Closed Hanzy1996 closed 3 years ago

Hanzy1996 commented 3 years ago

According to the codes, you have scaled the loss terms according to the warmup schedule. I am still confused about this operation. How does this strategy work and why do we need it? Is there any reference related to this operation?

Much appreciation!

edgarschnfld commented 3 years ago

First let me copy our explanation directly from paper, from the section "implementation details":

After individual VAEs learn to encode features of only their specific datatype for some epochs, 
we also start to compute cross- and distribution alignment losses. δ is increased from epoch 6 
to epoch 22 by a rate of 0.54 per epoch, while γ is increased from epoch 21 to 75 by 0.044 per 
epoch. For the KL-divergence we use an annealing scheme [3], in which we increase the weight
 β of the KL-divergence by a rate of 0.0026 per epoch until epoch 90. A KL-annealing scheme 
serves the purpose of first letting the VAE learn “useful” representations before they are 
“smoothed” out, since the KL-divergence would be otherwise a very strong regularizer [3].

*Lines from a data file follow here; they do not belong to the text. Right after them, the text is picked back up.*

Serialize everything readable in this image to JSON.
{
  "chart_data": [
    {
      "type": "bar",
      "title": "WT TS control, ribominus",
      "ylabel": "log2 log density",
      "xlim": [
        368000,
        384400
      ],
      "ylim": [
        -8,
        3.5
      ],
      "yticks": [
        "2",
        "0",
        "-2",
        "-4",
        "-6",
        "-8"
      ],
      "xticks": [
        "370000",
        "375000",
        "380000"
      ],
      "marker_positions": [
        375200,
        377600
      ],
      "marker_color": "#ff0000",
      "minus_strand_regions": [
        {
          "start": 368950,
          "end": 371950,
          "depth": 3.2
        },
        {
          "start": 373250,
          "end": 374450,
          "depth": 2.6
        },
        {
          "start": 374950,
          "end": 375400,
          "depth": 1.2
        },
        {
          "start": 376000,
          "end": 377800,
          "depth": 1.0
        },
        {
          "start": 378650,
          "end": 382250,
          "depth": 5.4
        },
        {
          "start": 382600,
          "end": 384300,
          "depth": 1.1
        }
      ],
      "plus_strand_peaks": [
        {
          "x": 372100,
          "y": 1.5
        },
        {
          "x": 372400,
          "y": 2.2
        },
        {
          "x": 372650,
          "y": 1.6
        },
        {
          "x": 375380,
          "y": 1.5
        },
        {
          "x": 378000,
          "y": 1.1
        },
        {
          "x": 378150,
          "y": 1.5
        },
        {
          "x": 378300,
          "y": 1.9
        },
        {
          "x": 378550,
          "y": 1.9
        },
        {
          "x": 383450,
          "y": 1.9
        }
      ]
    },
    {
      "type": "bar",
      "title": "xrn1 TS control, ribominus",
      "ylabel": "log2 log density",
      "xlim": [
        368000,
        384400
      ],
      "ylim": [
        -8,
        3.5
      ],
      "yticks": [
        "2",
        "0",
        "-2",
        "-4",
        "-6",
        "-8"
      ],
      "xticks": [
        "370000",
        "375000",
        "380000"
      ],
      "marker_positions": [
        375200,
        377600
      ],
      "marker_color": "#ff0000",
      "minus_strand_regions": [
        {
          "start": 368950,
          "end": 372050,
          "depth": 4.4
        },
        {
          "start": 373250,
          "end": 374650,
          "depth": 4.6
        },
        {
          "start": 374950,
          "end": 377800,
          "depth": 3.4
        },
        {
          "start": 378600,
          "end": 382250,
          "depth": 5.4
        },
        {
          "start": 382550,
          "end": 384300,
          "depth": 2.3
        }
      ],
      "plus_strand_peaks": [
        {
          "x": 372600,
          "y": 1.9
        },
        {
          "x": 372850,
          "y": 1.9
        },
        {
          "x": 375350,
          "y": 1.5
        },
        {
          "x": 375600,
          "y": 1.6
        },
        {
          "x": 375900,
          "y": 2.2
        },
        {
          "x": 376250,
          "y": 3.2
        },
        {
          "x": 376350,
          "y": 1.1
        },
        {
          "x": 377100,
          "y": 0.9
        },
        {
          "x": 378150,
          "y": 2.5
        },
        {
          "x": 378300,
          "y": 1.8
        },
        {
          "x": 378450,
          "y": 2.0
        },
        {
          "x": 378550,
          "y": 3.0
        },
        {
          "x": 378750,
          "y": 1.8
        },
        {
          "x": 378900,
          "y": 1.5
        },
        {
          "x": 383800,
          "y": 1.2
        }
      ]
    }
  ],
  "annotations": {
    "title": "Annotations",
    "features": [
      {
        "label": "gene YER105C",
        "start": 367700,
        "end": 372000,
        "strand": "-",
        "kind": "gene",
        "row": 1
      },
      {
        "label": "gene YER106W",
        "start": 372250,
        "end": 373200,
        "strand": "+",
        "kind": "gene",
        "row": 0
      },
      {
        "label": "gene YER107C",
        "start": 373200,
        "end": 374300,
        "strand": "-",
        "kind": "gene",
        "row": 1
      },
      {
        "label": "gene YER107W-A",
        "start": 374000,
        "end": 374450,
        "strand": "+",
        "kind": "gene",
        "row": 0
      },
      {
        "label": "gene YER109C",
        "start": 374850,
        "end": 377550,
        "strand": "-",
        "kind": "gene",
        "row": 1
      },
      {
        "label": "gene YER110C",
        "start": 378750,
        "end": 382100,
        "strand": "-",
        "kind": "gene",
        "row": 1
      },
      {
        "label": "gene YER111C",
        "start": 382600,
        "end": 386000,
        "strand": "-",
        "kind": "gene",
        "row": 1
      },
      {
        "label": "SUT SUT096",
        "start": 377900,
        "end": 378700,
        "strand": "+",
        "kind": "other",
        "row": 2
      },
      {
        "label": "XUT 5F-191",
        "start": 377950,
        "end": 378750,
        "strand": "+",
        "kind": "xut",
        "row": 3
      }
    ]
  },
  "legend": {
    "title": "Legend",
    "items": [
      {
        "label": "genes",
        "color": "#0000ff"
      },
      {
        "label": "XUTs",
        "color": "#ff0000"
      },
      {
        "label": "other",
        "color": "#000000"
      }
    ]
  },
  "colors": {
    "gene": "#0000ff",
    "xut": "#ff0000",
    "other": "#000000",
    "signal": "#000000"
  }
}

To put it in other words: Our goal is to align latent representations. For that, it is useful to let the autoencoders learn some representation in the first place. Then, after some epochs have passed, you bring those representations closer together by slowly increasing the losses that bring the latents closer together (cross-reconstruction and distribution alignment). In other words, this helps from a practical standpoint, because the objectives that align the representations could "overshadow" the losses that make the autoencoder learn a useful representation. I got this idea from (Bowman 2016), where they anneal the weight of the KL-divergence of a VAE with a schedule, since the KL-divergence is too strong of a constraint at the early stages of learning. We do the same here, for the same reason, but not only for the KL-divergence. In this implementation, we define a start epoch, end epoch and the final factor of the weights (=the factor we multiply the loss with). So if (start epoch, end epoch, final factor ) == (6, 22, 8.13) then between epoch 6 and 2 the weight increases until it reaches 8.13 at epoch 20. Before the start epoch the weight is 0, after the end epoch it does not change anymore. Note: In the paper we specify the rate of increase, while in the code the final factor is specified.

S. R. Bowman, L. Vilnis, O. Vinyals, A. Dai, R. Jozefowicz, and S. Bengio. Generating sentences from a continuous
space. In CoNLL, pages 10–21, 2016
Hanzy1996 commented 3 years ago

Much appreciation for your patience and detailed explanation! I have understood this strategy now.

By the way, much appreciation for your splendid work!